□ 文华
小时候,常听母亲念叨一句顺口溜:“小孩盼过年,大人盼插田。”
小孩盼过年,那是因为过年有新衣,有压岁钱。大人盼插田?插田那么苦,谁盼谁傻呀!
春天暖醒,杜鹃花漫山遍野地撒起欢来,苍翠的山峦像披上了鲜红的外衣,映红半边天。但在儿时的记忆里,刻骨铭心的不是美景,而是插田扮禾——那些大人们居然盼望的苦力活。
当东风吹醒冬眠的山村,当暖阳吻上人们的脸庞,当肥胖的黄蜂从砖墙缝里优雅地飞出,当鸭子悠然戏水于池塘,当燕子忙碌于衔泥筑巢,当布谷鸟送来急急的提示,农人便开始种秧谷。
田要开插之际,学校便放春插假,而“双抢”季节,是正逢暑假的。记忆中我为生产队捡过穗、扯过秧、插过田、割过禾、捋过禾束,每天拿到两分工。小小年纪,在水田里陷来陷去,母亲看在眼里,估计是疼在心里。

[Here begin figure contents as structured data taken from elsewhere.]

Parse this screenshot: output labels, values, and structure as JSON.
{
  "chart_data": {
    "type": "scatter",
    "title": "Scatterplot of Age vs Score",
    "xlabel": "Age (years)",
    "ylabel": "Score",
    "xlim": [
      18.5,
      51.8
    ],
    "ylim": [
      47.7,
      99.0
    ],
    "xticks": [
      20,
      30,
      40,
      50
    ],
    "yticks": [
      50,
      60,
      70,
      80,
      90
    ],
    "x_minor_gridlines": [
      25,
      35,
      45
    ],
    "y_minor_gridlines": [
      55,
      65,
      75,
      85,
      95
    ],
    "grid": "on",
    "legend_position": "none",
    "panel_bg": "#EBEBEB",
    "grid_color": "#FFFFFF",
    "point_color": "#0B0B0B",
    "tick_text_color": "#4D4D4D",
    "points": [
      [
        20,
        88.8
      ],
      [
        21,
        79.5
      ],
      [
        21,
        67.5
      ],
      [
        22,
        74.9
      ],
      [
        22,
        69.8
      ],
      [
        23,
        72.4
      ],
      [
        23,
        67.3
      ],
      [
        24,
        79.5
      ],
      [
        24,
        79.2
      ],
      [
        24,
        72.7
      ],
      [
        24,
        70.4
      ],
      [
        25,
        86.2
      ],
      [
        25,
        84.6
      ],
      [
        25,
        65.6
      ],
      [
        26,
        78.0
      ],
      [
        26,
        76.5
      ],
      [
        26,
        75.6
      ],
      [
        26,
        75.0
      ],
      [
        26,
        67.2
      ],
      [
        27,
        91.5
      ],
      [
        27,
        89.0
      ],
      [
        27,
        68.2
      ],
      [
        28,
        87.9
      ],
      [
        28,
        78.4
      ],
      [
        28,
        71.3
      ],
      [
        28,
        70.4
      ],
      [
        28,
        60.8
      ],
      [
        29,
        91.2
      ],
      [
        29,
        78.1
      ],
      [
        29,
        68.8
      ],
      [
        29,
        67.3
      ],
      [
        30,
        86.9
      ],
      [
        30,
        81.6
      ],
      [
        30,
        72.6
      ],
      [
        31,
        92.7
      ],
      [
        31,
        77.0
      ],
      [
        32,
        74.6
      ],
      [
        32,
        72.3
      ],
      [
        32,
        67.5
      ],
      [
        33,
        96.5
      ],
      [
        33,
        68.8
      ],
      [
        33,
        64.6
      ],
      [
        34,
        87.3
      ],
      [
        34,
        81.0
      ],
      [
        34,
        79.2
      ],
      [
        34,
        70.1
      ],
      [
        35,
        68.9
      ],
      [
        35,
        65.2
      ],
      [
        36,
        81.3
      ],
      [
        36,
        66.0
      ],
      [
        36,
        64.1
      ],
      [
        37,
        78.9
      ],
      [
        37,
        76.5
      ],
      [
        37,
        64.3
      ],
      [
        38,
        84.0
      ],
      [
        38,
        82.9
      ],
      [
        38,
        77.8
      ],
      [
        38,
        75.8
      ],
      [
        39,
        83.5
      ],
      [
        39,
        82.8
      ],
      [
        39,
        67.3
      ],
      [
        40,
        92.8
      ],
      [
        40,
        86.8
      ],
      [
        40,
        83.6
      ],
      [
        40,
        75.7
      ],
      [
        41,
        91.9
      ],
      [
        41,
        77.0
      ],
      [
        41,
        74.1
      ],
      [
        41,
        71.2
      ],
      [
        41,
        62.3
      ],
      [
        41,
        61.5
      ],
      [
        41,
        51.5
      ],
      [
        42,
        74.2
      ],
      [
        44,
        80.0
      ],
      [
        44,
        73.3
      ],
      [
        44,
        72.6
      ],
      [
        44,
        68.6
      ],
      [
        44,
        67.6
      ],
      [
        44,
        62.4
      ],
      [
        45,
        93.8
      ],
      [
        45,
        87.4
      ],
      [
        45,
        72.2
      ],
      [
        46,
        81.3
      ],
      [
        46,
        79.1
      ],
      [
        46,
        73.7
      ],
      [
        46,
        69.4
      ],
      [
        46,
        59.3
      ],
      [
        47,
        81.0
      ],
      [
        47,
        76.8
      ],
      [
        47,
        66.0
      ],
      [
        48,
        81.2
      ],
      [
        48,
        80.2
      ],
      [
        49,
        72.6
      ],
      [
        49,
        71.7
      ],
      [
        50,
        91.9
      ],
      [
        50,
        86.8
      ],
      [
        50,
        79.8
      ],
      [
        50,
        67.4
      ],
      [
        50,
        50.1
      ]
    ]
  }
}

春插一般在农历的四月初,脱掉鞋袜走进冰冷的水田里,那叫一个切骨啊。最可怕的是,蚂蝗悄悄爬上你的双腿,当你发现时,它们已经美美地饱吸了你的鲜血。软软的东西,把你吓到腿发软,捏不起,掐不掉。
母亲用巴掌使劲帮我拍打,长长的蚂蝗缩成一团滚下去,我的腿上一道鲜血流出来,流进水田里,流多久就管不了那么多了,大家都在你追我赶。母亲回到她的原位,以鸡啄米的速度往前插秧。遇上天雨,大家便背上蓑衣,戴上斗笠。
农人们盼了春插后,又盼“双抢”,即夏收和夏种,抢收早稻是为了抢插晚稻。夏天的插田更不容易,脚泡泥水背朝天,酷暑难耐。于是趁早间凉爽,天幕上的星星还未完全退场,鸡们还不敢在黑黢黢的天色里觅食,农人们便早已摸到了田塍边,可早晨田间的蚊子很多。对付讨厌的蚊子我完全顾不上手上有泥巴水,几个钟头下来,头发里尽是泥浆,活脱脱像天赐泥浆浴。
农忙季节,除了起早,大人们似乎还热衷于贪黑。夜幕渐渐降临,月光如水,弯腰插秧,水田如镜子一般能照出我的脸庞和发辫。可这时,讨厌的蚊子们又开始来刷它们的存在感。蚂蝗和蚊子的恣意骚扰,让那时的插田成了我刻骨铭心的记忆。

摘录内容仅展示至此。